Hospitals and health care department are working day and night to help people come out of the pandemic. Since the arrival of Covid-19, hospitals got filled up with patients and the working hours extended. The servers and the networks got busy and working all the day. This increased the possibility of cyber-attack against hospitals. When the hospital staffs were busy risking their lives to save the lives of people, cyber hackers were searching for vulnerabilities to lurk into the systems and to leak informations of the patients, staffs etc.
The pandemic has raised a serious challenge against the healthcare sectors worldwide. Along with the pressure of dealing with increasing Covid patients, today they also have to manage the extended spike in the cyber-attacks. When the staffs are busy in the work, they do not have time to ensure the cyber security for the systems. They cannot keep a record of which employee is accessing which system. It is practically impossible in this time. Most of the hospitals do not have a cyber-security team to prevent such attacks from happening.
As per the reports, from November 2020 the cyber-attacks against health care sectors have escalated by 45%. This is a serious issue which should be addressed and solved. People with a little humanity will not perform such malicious activities in this situation. When the health workers are putting their efforts to save a life, here people are taking advantage of them to loot them. What a perfect world! The hackers see this as an opportunity to seek out large number of victims with more profitable outcomes.
The major techniques the hackers use to exploit hospitals are ransomware attacks, botnets, remote code execution and Distributed Denial of Service attacks. In majority of the case, the threat actors deploy ransomware attacks, because the hospitals always end up paying the ransom as they cannot shut down their systems or loose sensitive data in a situation like this. Cyber groups are also active in performing supply chain attacks based on the online underworld. When they leak personal information, they sell most of them in public platforms or dark net.
The security researchers have found millions of medical data containing medical databases, emails, login credentials and passwords in the dark web. As per the information received, the hackers are planning to execute more complex attack by combining resources and intelligence against hospitals. They are combining the supply chain attacks to a cyber-attack machine which could perform more devastating attack.
As a part of the mission to protect healthcare sectors, one of the cyber security researchers posted a need for health care database in an online forum. Within minutes he got a reply offering database in return for crypto currencies. This openly exposes the threat against hospitals data and their easy availability.
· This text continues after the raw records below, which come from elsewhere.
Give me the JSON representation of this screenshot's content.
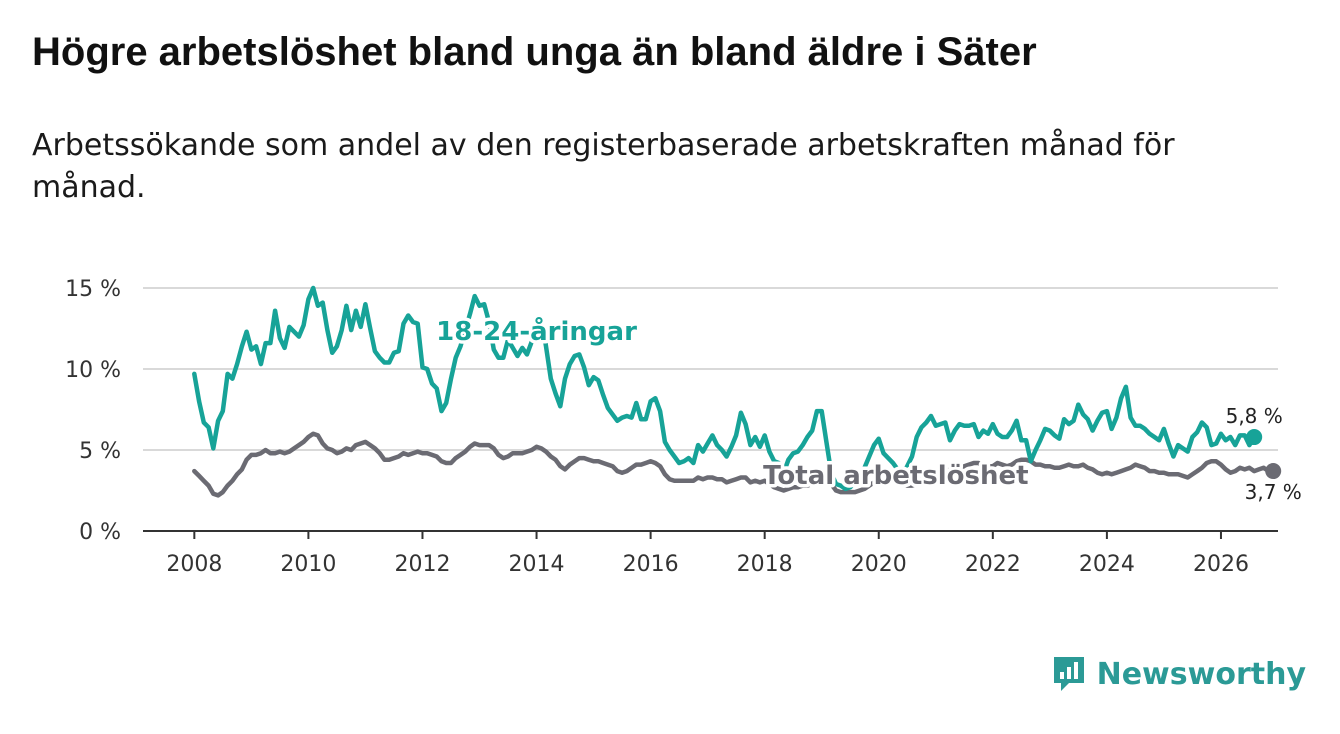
{
  "header": {
    "title": "Högre arbetslöshet bland unga än bland äldre i Säter",
    "subtitle": "Arbetssökande som andel av den registerbaserade arbetskraften månad för månad."
  },
  "brand": {
    "name": "Newsworthy",
    "icon": "newsworthy-logo-icon"
  },
  "colors": {
    "youth": "#17a398",
    "total": "#6b6b73",
    "grid": "#d9d9d9",
    "axis": "#333333"
  },
  "chart_data": {
    "type": "line",
    "title": "Högre arbetslöshet bland unga än bland äldre i Säter",
    "subtitle": "Arbetssökande som andel av den registerbaserade arbetskraften månad för månad.",
    "xlabel": "",
    "ylabel": "",
    "x_start": 2008.0,
    "x_step_years": 0.08333,
    "xlim": [
      2007.1,
      2027.0
    ],
    "ylim": [
      0,
      15
    ],
    "x_ticks": [
      {
        "value": 2008,
        "label": "2008"
      },
      {
        "value": 2010,
        "label": "2010"
      },
      {
        "value": 2012,
        "label": "2012"
      },
      {
        "value": 2014,
        "label": "2014"
      },
      {
        "value": 2016,
        "label": "2016"
      },
      {
        "value": 2018,
        "label": "2018"
      },
      {
        "value": 2020,
        "label": "2020"
      },
      {
        "value": 2022,
        "label": "2022"
      },
      {
        "value": 2024,
        "label": "2024"
      },
      {
        "value": 2026,
        "label": "2026"
      }
    ],
    "y_ticks": [
      {
        "value": 0,
        "label": "0 %"
      },
      {
        "value": 5,
        "label": "5 %"
      },
      {
        "value": 10,
        "label": "10 %"
      },
      {
        "value": 15,
        "label": "15 %"
      }
    ],
    "series": [
      {
        "name": "18-24-åringar",
        "color": "#17a398",
        "end_label": "5,8 %",
        "values": [
          9.7,
          8.0,
          6.7,
          6.4,
          5.1,
          6.8,
          7.4,
          9.7,
          9.4,
          10.3,
          11.4,
          12.3,
          11.2,
          11.4,
          10.3,
          11.6,
          11.6,
          13.6,
          11.9,
          11.3,
          12.6,
          12.3,
          12.0,
          12.7,
          14.3,
          15.0,
          13.9,
          14.1,
          12.4,
          11.0,
          11.4,
          12.4,
          13.9,
          12.4,
          13.6,
          12.6,
          14.0,
          12.5,
          11.1,
          10.7,
          10.4,
          10.4,
          11.0,
          11.1,
          12.8,
          13.3,
          12.9,
          12.8,
          10.1,
          10.0,
          9.1,
          8.8,
          7.4,
          7.9,
          9.4,
          10.7,
          11.4,
          12.4,
          13.4,
          14.5,
          13.9,
          14.0,
          12.9,
          11.2,
          10.7,
          10.7,
          11.8,
          11.3,
          10.8,
          11.3,
          10.9,
          11.7,
          13.0,
          13.1,
          11.4,
          9.4,
          8.5,
          7.7,
          9.4,
          10.3,
          10.8,
          10.9,
          10.1,
          9.0,
          9.5,
          9.3,
          8.4,
          7.6,
          7.2,
          6.8,
          7.0,
          7.1,
          7.0,
          7.9,
          6.9,
          6.9,
          8.0,
          8.2,
          7.4,
          5.5,
          5.0,
          4.6,
          4.2,
          4.3,
          4.5,
          4.2,
          5.3,
          4.9,
          5.4,
          5.9,
          5.3,
          5.0,
          4.6,
          5.2,
          5.9,
          7.3,
          6.6,
          5.3,
          5.8,
          5.2,
          5.9,
          4.9,
          4.3,
          4.2,
          3.6,
          4.4,
          4.8,
          4.9,
          5.3,
          5.8,
          6.2,
          7.4,
          7.4,
          5.5,
          3.6,
          2.9,
          2.8,
          2.6,
          2.7,
          3.0,
          3.4,
          3.9,
          4.6,
          5.3,
          5.7,
          4.8,
          4.5,
          4.2,
          3.8,
          3.5,
          4.0,
          4.6,
          5.8,
          6.4,
          6.7,
          7.1,
          6.5,
          6.6,
          6.7,
          5.6,
          6.2,
          6.6,
          6.5,
          6.5,
          6.6,
          5.8,
          6.2,
          6.0,
          6.6,
          6.0,
          5.8,
          5.8,
          6.2,
          6.8,
          5.6,
          5.6,
          4.3,
          5.0,
          5.6,
          6.3,
          6.2,
          5.9,
          5.7,
          6.9,
          6.6,
          6.8,
          7.8,
          7.2,
          6.9,
          6.2,
          6.8,
          7.3,
          7.4,
          6.3,
          7.0,
          8.2,
          8.9,
          7.0,
          6.5,
          6.5,
          6.3,
          6.0,
          5.8,
          5.6,
          6.3,
          5.4,
          4.6,
          5.3,
          5.1,
          4.9,
          5.8,
          6.1,
          6.7,
          6.4,
          5.3,
          5.4,
          6.0,
          5.6,
          5.8,
          5.3,
          5.9,
          5.9,
          5.3,
          5.8
        ]
      },
      {
        "name": "Total arbetslöshet",
        "color": "#6b6b73",
        "end_label": "3,7 %",
        "values": [
          3.7,
          3.4,
          3.1,
          2.8,
          2.3,
          2.2,
          2.4,
          2.8,
          3.1,
          3.5,
          3.8,
          4.4,
          4.7,
          4.7,
          4.8,
          5.0,
          4.8,
          4.8,
          4.9,
          4.8,
          4.9,
          5.1,
          5.3,
          5.5,
          5.8,
          6.0,
          5.9,
          5.4,
          5.1,
          5.0,
          4.8,
          4.9,
          5.1,
          5.0,
          5.3,
          5.4,
          5.5,
          5.3,
          5.1,
          4.8,
          4.4,
          4.4,
          4.5,
          4.6,
          4.8,
          4.7,
          4.8,
          4.9,
          4.8,
          4.8,
          4.7,
          4.6,
          4.3,
          4.2,
          4.2,
          4.5,
          4.7,
          4.9,
          5.2,
          5.4,
          5.3,
          5.3,
          5.3,
          5.1,
          4.7,
          4.5,
          4.6,
          4.8,
          4.8,
          4.8,
          4.9,
          5.0,
          5.2,
          5.1,
          4.9,
          4.6,
          4.4,
          4.0,
          3.8,
          4.1,
          4.3,
          4.5,
          4.5,
          4.4,
          4.3,
          4.3,
          4.2,
          4.1,
          4.0,
          3.7,
          3.6,
          3.7,
          3.9,
          4.1,
          4.1,
          4.2,
          4.3,
          4.2,
          4.0,
          3.5,
          3.2,
          3.1,
          3.1,
          3.1,
          3.1,
          3.1,
          3.3,
          3.2,
          3.3,
          3.3,
          3.2,
          3.2,
          3.0,
          3.1,
          3.2,
          3.3,
          3.3,
          3.0,
          3.1,
          3.0,
          3.1,
          2.9,
          2.7,
          2.6,
          2.5,
          2.6,
          2.7,
          2.7,
          2.8,
          2.8,
          2.9,
          3.1,
          3.3,
          3.2,
          2.9,
          2.5,
          2.4,
          2.4,
          2.4,
          2.4,
          2.5,
          2.6,
          2.8,
          3.0,
          3.2,
          3.2,
          3.2,
          3.1,
          3.0,
          2.9,
          2.8,
          2.8,
          2.9,
          3.2,
          3.5,
          3.6,
          3.7,
          3.6,
          3.7,
          3.8,
          3.7,
          3.9,
          4.0,
          4.1,
          4.2,
          4.2,
          4.0,
          4.0,
          4.0,
          4.2,
          4.1,
          4.0,
          4.1,
          4.3,
          4.4,
          4.4,
          4.3,
          4.1,
          4.1,
          4.0,
          4.0,
          3.9,
          3.9,
          4.0,
          4.1,
          4.0,
          4.0,
          4.1,
          3.9,
          3.8,
          3.6,
          3.5,
          3.6,
          3.5,
          3.6,
          3.7,
          3.8,
          3.9,
          4.1,
          4.0,
          3.9,
          3.7,
          3.7,
          3.6,
          3.6,
          3.5,
          3.5,
          3.5,
          3.4,
          3.3,
          3.5,
          3.7,
          3.9,
          4.2,
          4.3,
          4.3,
          4.1,
          3.8,
          3.6,
          3.7,
          3.9,
          3.8,
          3.9,
          3.7,
          3.8,
          3.9,
          3.7,
          3.7
        ]
      }
    ]
  }
}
It is high time hospitals establish a stable cyber security to protect the patient’s data. They should also have regular check-up of their cloud configuration as well as the controls.
Best practices the hospitals should follow to prevent cyber attacks
Spread awareness among the employees
It is the responsibility of each and every employee in the hospitals to make sure than no security controls and compliance policies are bypassed. If the healthcare workers are busy the institution must appoint cyber security experts to take care of them. They should conduct regular analysis about the vulnerabilities and the phishing emails & attachments. This helps to fortify the network
Increase patching practices and encryption activities
Systems and softwares which are not updated can have vulnerabilities and are easy to exploit. The maintenance of these softwares should be done timely and install the new version of the software. Follow the default preventive steps like changing the passwords and enforcement of out-of-the-box security protocols.
Have a regular monitoring on the risky remote connections
Hospitals mainly use two types of connections, Remote Desktop Protocol (RDP) and Virtual Private Network (VPN). While using these types of connection, the users should enable advanced security settings so that only limited number of people can have the access of the system. Similarly, the network traffic should also be monitored to avoid troubles.
Have authentic cyber security software
Cyber security is the only way to prevent malicious happenings. Every hospital should install safe cyber security software which can take up the responsibility of protecting the sensitive information as well as detecting the presence of any threats in the system and the network.